Bernard Hourcade : Bien évidemment les sanctions économiques contre l’Iran ont été lourdes. Le pays est forcément durement touché par ces sanctions. Mais, celles-ci ont aussi eu pour effet de changer les rapports de force.

Certes, l’Iran a été affaibli sur le plan économique. Il y a ainsi eu 23% de baisse du PIB en 2011, ce qui est énorme ! Mais, parallèlement, l’Iran a renforcé son unité nationale, et notamment son économie « de résistance » – comme les Iraniens disent-, avec le développement de productions non-pétrolières. En 2011, l’Iran a produit 40% de ses exportations en productions non-pétrolières. Autrement dit, les exportations non-pétrolières de l’Iran ont atteint 40% de leurs importations. Ce n’était jamais arrivé ; avant, c’était de l’ordre de 5 ou 6%. Les sanctions ont renforcé le nationalisme iranien.

L’Iran ne se trouve donc pas aujourd’hui en position de pays vaincu lors des négociations. L’Iran négocie en position à la fois de faiblesse et de force. Les sanctions ont changé les rapports de force, et n’ont pas forcément uniquement affaibli l’Iran. Ceux qui pensent que l’Iran est un genoux à terre se trompent. L’Iran a les moyens de résister encore longtemps. Les Iraniens ont bien évidemment souffert des sanctions, mais le nationalisme iranien est désormais fort. Les deux éléments s’annihilent. L’Iran n’est pas près de faire des concessions inconsidérées. La population iranienne n’accepterait pas de concessions humiliantes de la part des Occidentaux.

JOL Press : Peut-on se prendre à imaginer qu’Etats-Unis et Iran deviennent alliés dans un avenir plus ou moins lointain ?
 

Bernard Hourcade : Il ne faut pas s’attendre à ce que les Etats-Unis et l’Iran soient à court-terme des pays amis ou alliés. La révolution iranienne [En 1979, une révolution a transformé l’Iran en république islamique, renversant l’État impérial d’Iran de la dynastie Pahlavi, soutenue par les Etas-Unis, ndlr.] s’est largement faite contre les Etats-Unis. Et, même si l’on doit faire la paix avec ses ennemis, les choses, pour s’améliorer, prendront du temps.

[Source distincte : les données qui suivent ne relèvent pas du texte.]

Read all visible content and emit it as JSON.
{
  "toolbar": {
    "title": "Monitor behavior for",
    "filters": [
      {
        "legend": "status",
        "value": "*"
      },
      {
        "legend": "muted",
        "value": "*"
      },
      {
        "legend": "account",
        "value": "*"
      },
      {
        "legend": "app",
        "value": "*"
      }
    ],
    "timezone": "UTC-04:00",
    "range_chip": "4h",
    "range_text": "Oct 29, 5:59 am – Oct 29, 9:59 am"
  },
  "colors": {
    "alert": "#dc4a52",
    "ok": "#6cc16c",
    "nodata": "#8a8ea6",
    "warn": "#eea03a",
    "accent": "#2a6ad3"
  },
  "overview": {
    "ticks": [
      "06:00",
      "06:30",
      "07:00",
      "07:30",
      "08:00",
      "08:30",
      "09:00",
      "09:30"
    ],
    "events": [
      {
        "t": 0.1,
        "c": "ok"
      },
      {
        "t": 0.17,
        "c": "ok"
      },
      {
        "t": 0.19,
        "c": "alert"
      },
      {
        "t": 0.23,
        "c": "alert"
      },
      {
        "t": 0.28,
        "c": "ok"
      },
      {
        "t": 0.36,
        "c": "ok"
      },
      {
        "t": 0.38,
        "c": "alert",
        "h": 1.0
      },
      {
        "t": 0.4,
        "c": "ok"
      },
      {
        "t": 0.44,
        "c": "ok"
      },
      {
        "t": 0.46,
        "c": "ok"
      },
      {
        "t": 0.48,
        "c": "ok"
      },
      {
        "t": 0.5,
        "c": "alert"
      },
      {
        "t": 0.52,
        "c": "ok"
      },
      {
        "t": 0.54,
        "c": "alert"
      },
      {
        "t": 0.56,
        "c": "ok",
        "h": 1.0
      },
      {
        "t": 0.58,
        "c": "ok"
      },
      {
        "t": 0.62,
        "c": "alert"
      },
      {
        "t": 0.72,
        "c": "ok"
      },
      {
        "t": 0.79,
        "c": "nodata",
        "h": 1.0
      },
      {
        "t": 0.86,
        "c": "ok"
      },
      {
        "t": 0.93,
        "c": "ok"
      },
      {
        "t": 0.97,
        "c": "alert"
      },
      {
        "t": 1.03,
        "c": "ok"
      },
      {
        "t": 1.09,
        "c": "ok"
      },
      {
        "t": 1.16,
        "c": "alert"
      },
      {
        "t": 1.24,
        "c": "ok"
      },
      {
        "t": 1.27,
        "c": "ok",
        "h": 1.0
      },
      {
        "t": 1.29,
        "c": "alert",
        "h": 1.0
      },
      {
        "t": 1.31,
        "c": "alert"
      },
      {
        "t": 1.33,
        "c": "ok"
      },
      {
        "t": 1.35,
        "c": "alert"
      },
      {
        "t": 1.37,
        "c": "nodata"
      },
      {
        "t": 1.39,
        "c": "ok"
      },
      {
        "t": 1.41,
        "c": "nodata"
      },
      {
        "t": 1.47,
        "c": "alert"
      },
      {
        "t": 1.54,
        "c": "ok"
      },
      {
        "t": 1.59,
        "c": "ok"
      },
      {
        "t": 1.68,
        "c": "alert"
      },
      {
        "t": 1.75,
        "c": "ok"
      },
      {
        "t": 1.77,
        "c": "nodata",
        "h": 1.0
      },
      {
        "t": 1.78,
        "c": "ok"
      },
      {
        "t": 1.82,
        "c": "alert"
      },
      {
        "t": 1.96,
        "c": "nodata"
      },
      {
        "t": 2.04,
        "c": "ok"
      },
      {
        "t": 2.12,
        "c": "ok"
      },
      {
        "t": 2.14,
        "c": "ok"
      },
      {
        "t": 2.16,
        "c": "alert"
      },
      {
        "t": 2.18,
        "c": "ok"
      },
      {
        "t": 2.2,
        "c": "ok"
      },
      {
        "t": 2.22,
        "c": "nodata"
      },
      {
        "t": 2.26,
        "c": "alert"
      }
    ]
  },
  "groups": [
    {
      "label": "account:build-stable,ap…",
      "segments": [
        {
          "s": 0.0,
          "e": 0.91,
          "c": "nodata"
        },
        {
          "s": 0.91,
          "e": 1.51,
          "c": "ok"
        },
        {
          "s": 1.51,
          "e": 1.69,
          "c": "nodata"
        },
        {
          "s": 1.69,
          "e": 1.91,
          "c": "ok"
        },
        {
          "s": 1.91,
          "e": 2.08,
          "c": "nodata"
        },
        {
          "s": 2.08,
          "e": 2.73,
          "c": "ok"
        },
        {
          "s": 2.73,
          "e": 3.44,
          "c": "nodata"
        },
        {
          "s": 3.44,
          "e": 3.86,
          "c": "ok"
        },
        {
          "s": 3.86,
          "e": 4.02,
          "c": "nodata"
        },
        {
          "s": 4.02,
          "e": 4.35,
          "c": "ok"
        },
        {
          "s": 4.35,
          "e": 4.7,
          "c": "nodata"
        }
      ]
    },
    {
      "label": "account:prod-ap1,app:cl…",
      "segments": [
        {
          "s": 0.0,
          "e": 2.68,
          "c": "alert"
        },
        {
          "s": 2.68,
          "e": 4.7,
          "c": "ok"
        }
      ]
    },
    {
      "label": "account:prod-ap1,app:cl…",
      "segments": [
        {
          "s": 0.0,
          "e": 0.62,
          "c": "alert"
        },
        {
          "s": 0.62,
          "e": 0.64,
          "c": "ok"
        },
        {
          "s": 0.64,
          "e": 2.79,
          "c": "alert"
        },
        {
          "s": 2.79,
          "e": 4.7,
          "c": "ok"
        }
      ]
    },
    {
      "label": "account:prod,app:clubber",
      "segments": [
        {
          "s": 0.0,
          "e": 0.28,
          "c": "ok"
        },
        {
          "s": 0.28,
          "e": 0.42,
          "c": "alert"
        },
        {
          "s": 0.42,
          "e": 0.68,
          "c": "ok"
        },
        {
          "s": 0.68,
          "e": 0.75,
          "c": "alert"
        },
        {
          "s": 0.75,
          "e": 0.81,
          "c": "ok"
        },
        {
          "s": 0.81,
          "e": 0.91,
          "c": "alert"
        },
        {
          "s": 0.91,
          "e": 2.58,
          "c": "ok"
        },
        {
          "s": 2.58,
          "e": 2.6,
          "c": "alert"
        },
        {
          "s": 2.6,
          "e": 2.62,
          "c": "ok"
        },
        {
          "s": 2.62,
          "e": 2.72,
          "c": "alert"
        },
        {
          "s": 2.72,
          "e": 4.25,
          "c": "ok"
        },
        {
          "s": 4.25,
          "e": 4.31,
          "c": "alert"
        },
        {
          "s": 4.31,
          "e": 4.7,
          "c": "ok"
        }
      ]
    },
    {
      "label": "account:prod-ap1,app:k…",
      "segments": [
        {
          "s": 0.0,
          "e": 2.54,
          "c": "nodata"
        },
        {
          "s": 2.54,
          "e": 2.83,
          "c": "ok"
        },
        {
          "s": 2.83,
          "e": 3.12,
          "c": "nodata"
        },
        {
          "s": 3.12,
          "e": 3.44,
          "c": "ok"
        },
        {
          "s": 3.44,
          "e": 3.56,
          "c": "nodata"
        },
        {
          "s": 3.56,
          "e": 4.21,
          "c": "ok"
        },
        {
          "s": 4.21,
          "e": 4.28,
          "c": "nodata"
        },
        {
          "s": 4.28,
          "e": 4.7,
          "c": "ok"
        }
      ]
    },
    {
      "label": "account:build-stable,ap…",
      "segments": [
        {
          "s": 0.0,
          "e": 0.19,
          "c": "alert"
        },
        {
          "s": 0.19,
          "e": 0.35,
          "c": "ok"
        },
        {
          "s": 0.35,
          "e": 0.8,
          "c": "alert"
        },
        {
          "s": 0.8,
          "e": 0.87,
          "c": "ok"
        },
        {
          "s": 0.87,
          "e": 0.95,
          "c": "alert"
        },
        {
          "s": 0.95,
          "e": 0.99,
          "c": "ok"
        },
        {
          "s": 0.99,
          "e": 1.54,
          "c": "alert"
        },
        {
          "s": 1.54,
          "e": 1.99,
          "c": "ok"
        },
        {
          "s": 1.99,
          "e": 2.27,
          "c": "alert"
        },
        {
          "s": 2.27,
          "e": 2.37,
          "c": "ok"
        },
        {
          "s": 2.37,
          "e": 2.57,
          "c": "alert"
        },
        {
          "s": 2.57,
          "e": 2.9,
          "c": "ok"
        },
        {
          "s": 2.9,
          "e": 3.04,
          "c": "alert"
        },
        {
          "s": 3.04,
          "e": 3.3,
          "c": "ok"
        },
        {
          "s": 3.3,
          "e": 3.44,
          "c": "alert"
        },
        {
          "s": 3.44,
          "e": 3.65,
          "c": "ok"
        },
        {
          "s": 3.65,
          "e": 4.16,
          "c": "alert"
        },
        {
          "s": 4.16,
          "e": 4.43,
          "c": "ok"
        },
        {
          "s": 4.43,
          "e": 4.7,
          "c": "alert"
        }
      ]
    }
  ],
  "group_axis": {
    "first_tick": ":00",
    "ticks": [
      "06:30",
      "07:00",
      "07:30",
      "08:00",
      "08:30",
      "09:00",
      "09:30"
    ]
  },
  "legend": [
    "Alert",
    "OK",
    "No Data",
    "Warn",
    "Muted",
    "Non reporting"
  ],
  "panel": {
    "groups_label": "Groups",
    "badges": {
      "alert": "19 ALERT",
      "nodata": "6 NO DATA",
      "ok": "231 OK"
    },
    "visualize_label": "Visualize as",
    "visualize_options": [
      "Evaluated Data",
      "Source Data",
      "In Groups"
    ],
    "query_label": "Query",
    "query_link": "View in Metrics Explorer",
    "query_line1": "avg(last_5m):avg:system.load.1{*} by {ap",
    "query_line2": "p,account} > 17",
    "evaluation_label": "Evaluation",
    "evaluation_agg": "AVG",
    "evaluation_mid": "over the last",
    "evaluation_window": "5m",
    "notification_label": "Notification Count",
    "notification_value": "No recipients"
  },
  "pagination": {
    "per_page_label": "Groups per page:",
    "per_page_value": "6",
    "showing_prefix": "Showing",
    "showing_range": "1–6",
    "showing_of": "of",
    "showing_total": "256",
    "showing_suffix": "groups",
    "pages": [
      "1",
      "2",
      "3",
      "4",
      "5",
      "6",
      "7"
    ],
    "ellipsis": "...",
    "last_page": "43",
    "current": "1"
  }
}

Et, dans tous les cas, les Iraniens ne veulent pas de super pouvoir dans la région.

Ce qui compte, c’est de trouver un équilibre entre Iran et Arabie Saoudite. Le Qatar, Bahreïn, le Koweït, les Emirats Arabes Unis, l’Arabie Saoudite sont des monarchies amies et alliées des puissances occidentales depuis l’émergence de la République islamique. Et donc on a, d’un côté, un axe républicain, de Kaboul à Beyrouth, traversé par de nombreuses guerres, mais des républiques, au moins sur le papier, même à Damas et Bagdad ; et de l’autre côté, des monarchies.

Donc deux systèmes politiques différents. Ce n’est pas sunnisme contre chiisme uniquement. Ce sont deux systèmes politiques, deux systèmes d’alliance différents.

Jusqu’à maintenant, c’était le conflit. Et la guerre en Syrie et en Irak montre que cette opposition n’est pas sunnite/chiite, arabe/persan, mais elle est système iranien contre système saoudien.

Les Etats-Unis pourraient s’être bien inspirés – de même que la France – d’user de leur  influence vis-à-vis des monarchies arabes pour qu’elles cessent de soutenir les jihadistes et de mettre le feu à la région. C’est difficile, parce que ces monarchies ne contrôlent plus maintenant ces jihadistes.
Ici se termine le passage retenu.